What Preachers Can Learn from the Best Business Communicators
I remember three things about the iPhone launch:
1. I was at home sick with the flu.
2. It was the first time I had ever watched Steve Jobs give a presentation.
3. After he was done, I really wanted an iPhone.
I’ll be the first to admit that a sermon is different than a presentation. That said, there are many similarities. Preachers can learn a lot from business communicators (and vice-versa.)

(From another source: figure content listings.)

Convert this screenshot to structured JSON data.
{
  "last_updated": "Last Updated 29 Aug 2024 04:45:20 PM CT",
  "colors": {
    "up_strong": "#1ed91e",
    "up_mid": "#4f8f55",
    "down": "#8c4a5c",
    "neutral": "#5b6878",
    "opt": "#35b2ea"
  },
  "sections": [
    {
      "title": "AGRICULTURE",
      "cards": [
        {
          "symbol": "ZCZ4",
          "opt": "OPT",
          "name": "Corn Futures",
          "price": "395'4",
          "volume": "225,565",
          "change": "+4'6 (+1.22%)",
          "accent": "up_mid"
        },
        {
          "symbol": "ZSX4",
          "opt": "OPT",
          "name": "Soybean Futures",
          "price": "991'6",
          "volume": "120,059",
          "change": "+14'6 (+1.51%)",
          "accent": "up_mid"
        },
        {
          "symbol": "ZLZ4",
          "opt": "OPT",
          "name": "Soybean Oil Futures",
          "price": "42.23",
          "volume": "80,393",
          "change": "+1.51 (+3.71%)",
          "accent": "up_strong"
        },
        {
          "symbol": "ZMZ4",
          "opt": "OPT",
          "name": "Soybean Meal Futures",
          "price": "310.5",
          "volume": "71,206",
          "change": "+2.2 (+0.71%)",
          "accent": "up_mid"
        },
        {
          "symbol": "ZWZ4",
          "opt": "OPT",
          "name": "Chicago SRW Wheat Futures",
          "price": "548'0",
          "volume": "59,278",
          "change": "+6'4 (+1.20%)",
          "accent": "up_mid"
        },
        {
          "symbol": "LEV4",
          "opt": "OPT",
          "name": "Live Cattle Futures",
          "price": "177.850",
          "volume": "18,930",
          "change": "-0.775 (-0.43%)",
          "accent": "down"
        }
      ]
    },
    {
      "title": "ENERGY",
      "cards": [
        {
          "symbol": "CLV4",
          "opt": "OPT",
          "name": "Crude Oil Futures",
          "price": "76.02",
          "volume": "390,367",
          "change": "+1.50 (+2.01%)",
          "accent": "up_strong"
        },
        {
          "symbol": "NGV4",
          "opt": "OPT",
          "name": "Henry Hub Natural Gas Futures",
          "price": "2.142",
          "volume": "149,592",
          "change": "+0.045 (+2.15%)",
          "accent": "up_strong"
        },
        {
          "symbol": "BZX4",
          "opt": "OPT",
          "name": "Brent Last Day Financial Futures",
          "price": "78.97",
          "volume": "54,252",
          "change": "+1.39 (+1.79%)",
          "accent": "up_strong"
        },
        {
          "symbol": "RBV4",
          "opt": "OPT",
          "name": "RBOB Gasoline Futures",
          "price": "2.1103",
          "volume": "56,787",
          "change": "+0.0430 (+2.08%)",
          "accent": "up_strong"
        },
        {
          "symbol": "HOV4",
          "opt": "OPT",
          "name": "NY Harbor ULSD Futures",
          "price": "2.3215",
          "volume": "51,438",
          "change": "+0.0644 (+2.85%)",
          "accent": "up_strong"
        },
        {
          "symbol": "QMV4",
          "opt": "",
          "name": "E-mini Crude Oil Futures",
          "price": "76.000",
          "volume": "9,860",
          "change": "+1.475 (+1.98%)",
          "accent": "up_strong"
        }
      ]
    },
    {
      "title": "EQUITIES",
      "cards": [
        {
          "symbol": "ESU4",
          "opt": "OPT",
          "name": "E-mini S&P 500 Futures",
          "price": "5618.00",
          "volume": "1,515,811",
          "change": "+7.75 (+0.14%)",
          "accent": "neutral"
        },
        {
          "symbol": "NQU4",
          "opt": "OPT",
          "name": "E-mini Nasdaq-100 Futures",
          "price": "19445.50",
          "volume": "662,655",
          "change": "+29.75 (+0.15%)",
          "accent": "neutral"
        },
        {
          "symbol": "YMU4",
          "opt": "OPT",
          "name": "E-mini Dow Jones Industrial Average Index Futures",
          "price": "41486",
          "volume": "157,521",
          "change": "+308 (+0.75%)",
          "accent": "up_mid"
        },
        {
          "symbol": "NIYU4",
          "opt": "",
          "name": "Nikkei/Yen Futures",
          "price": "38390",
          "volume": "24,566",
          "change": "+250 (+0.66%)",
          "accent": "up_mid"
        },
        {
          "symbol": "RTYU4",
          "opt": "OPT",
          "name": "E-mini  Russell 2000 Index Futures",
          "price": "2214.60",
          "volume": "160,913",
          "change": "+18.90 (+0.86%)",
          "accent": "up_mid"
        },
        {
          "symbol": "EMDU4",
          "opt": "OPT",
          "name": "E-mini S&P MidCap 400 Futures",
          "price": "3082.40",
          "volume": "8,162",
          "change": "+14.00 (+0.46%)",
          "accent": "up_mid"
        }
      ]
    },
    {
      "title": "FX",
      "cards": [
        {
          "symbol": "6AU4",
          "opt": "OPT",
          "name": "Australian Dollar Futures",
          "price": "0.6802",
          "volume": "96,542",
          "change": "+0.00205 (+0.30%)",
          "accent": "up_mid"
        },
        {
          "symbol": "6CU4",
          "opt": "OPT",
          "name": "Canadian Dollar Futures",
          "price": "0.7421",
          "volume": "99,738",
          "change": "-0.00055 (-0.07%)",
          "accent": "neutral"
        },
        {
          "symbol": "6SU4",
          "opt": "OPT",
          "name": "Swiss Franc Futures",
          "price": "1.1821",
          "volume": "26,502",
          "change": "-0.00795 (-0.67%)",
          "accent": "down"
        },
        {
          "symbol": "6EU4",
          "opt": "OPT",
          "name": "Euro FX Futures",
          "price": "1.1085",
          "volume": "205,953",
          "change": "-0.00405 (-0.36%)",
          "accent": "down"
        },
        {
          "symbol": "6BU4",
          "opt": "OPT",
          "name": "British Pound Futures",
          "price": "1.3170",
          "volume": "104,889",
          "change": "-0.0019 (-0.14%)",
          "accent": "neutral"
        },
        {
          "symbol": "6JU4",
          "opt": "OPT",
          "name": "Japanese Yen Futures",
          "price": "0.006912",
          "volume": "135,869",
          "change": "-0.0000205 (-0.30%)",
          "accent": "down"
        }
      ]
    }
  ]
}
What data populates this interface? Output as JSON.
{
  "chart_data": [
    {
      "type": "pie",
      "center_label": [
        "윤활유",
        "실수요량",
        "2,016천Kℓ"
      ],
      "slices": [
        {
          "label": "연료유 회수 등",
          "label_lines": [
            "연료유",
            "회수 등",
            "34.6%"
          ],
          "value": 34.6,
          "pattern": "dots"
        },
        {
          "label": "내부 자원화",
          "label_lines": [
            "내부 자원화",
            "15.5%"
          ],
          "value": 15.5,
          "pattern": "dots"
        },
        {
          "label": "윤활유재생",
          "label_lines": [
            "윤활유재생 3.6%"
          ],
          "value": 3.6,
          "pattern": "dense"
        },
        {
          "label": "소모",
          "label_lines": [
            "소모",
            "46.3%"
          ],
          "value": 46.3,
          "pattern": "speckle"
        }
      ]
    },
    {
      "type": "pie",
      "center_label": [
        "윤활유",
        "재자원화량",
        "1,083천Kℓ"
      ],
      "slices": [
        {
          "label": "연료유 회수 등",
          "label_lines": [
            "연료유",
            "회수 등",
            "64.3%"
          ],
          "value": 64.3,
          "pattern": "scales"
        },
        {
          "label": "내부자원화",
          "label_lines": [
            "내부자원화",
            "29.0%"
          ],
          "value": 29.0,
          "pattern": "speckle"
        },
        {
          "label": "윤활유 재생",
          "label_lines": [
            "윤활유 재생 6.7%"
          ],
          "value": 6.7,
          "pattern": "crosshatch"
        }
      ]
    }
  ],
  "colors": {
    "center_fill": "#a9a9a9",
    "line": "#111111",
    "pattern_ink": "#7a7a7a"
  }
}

Watching Steve Jobs present that day, I told my wife, “This guy is an evangelist.” If you have never watched the presentation, I would encourage you to watch it here. There is so much to learn from what he did that day. Here are four takeaways:
1. Preach Headlines. Jobs used the phrase “reinvent the phone” five times in his speech. The next day, media reports around the world ran headlines saying, “Apple reinvents the phone.” A great question for preachers to ask is this: “If a reporter was covering my sermon, what would be the headline?” What is your memorable, repeatable bottom line? Preach headlines.
2. Rehearse. The first time you say your presentation out loud should never be in front of your audience. Rehearse it. Practice it. The push back I get on this advice is two-fold. “It’s awkward.” True. What’s more awkward is giving a bad presentation in front of people. Second push-back is: “I don’t have the time.” It Steve Jobs could find the time, we can too.
3. Have fun. Business presenters have a tendency to take themselves too seriously. Preachers do too. Have fun. Smile. Laugh. It lets people see that you are a real person. After he said that Apple was going to reinvent the phone, Jobs showed a visual of an iPod with an old rotary dial on it. The audience loved it. Humor is so under-valued in presentations. Great presenters leverage it.
4. Create Anticipation. He began by saying, “This is a day I have been waiting for. Today, we are going to create history.” Granted, if you preach every Sunday, you can’t “make history” every week. But you can create anticipation. At Preaching Rocket, we teach the practice of creating tension and anticipation in the first five minutes. Our goal is to make the audience think, “I am SO glad I came to hear this talk.”